Girişimci olmak ise tutkuyla bağlantılıdır. Girişimciler tüm riskleri göze alır ve kendi işlerini kurgulayarak iş dünyasında fark yaratmak isterler. Kendi işinizi kurmak özgürlük, yaratıcılık ve karar alma yetkisi sağlar ancak beraberinde daha fazla sorumluluk ve belirsizlik getirir. Çalışanlara kıyasla girişimcilerin zihin dünyası çok daha karmaşık, stresli ve korkutucudur. Mesaileri asla bitmez ve sorunlara uykularında çözüm üretebilirler. Çünkü bedenen uyuyor olsalar da beyinleri genellikle çalışmaya devam eder.

Kişisel gereksinimler

Girişimci olmak ve birilerinin kurduğu sisteme uyum sağlamak arasındaki tercih kişisel hedeflere, risk toleransına ve iş dünyasında hangi rolün size daha uygun olduğuna bağlıdır. Bazıları kurulu bir sistem içerisinde başarılı olmak için gereken yeteneklere sahiptir, bazıları ise tam tersi. Mevcut bir organizasyonun içinde çalışmak ile kendi vizyonunu gerçekleştirmek arasında çok ciddi farklar ve karakteristik gereksinimler var. İki çalışma biçimi birbirinden öylesine farklı ki, deneyimlemeyen birine anlatabilmek son derece güç. Mesela AVM içerisindeki bir mağaza çalışanını ele alalım. Başkaları tarafından kurulmuş bir sistemin içerisine entegre olmuş, mesai saatleri belli, hakları sabit… Gece mağazada yangın çıksa, muhtemelen sadece yapacağı işin türü ufak bir değişikliğe uğrayacak yahut biraz fazla mesai yapacaktır. Fakat mağazanın sahibi olduğunuzda işler değişir ve tüm zarar ile yeniden ayağa kalkma planlarını bizzat yaparak finanse etmeniz gerekir.
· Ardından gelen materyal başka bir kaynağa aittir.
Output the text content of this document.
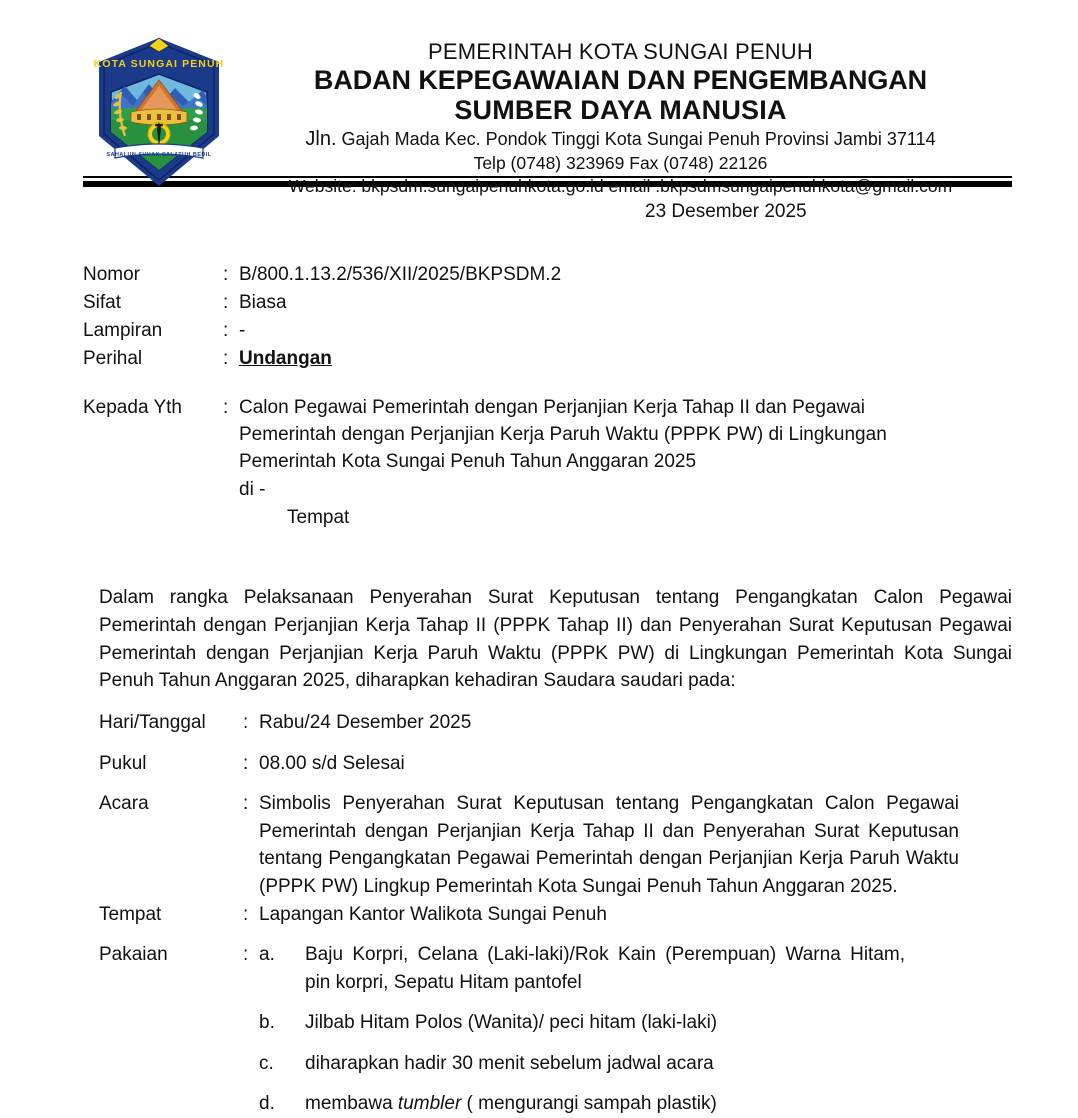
KOTA SUNGAI PENUH
SAHALUN SUHAK SALATUH BEDIL
PEMERINTAH KOTA SUNGAI PENUH
BADAN KEPEGAWAIAN DAN PENGEMBANGAN
SUMBER DAYA MANUSIA
Jln. Gajah Mada Kec. Pondok Tinggi Kota Sungai Penuh Provinsi Jambi 37114
Telp (0748) 323969 Fax (0748) 22126
Website: bkpsdm.sungaipenuhkota.go.id email :bkpsdmsungaipenuhkota@gmail.com
23 Desember 2025
Nomor	: B/800.1.13.2/536/XII/2025/BKPSDM.2
Sifat	: Biasa
Lampiran	: -
Perihal	: Undangan
Kepada Yth	: Calon Pegawai Pemerintah dengan Perjanjian Kerja Tahap II dan Pegawai Pemerintah dengan Perjanjian Kerja Paruh Waktu (PPPK PW) di Lingkungan Pemerintah Kota Sungai Penuh Tahun Anggaran 2025
di -
Tempat
Dalam rangka Pelaksanaan Penyerahan Surat Keputusan tentang Pengangkatan Calon Pegawai Pemerintah dengan Perjanjian Kerja Tahap II (PPPK Tahap II) dan Penyerahan Surat Keputusan Pegawai Pemerintah dengan Perjanjian Kerja Paruh Waktu (PPPK PW) di Lingkungan Pemerintah Kota Sungai Penuh Tahun Anggaran 2025, diharapkan kehadiran Saudara saudari pada:
Hari/Tanggal	: Rabu/24 Desember 2025
Pukul	: 08.00 s/d Selesai
Acara	: Simbolis Penyerahan Surat Keputusan tentang Pengangkatan Calon Pegawai Pemerintah dengan Perjanjian Kerja Tahap II dan Penyerahan Surat Keputusan tentang Pengangkatan Pegawai Pemerintah dengan Perjanjian Kerja Paruh Waktu (PPPK PW) Lingkup Pemerintah Kota Sungai Penuh Tahun Anggaran 2025.
Tempat	: Lapangan Kantor Walikota Sungai Penuh
Pakaian	: a.	Baju Korpri, Celana (Laki-laki)/Rok Kain (Perempuan) Warna Hitam, pin korpri, Sepatu Hitam pantofel
b.	Jilbab Hitam Polos (Wanita)/ peci hitam (laki-laki)
c.	diharapkan hadir 30 menit sebelum jadwal acara
d.	membawa tumbler ( mengurangi sampah plastik)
Bir gün, girişimci olmak veya birilerinin kurduğu sisteme entegre olmak arasında bir seçim yapmanız gerekebilir. Unutmamanız gereken şu ki, her iki seçenek de avantajlar ve zorluklar içerir. Önemli olan kendi tercihlerinizi ve hedeflerinizi belirlemek ve bu doğrultuda ilerlemektir. Tabi ki fırsatlar kadar risklerin de farkında olarak. Fırsatlar genellikle ön plandadır ve riskler göz ardı edilir. Bu nedenle ben de fırsatlardan ziyade risklere odaklı bir bakış sunayım. Kendi işinizi yapacaksanız mesai, risk, sorumluluk, planlama vb. kavramların çoğunu muhtemelen yeniden öğrenmeniz gerekecek. Sadece rakiplerle veya bürokrasiyle değil, bizzat kendinizle, hatta ailenizle bile mücadele etmeniz çoğunlukla kaçınılmaz. Yaptığınız planların defalarca bozulmasına, her gün yeni planlar yapmaya ve onların da defalarca bozulmasına, bir noktadan sonra planlama denen şeyin yap boz tahtasına dönmüş bir sürece evrilmesine katlanabilmelisiniz. Başkalarına ait işlerde çalışırken aklınızdan geçen “ben olsam böyle yapardım” tarzı eleştirel düşüncelerin “demek ki bir bildikleri varmış” türevi onaylamalara dönüşmesine hazırlıklı olmalısınız. Uykusuz gecelere, gidilemeyen tatillere, bitmeyen işlere, yetmeyen mesai saatlerine ve susmayan bir zihne de…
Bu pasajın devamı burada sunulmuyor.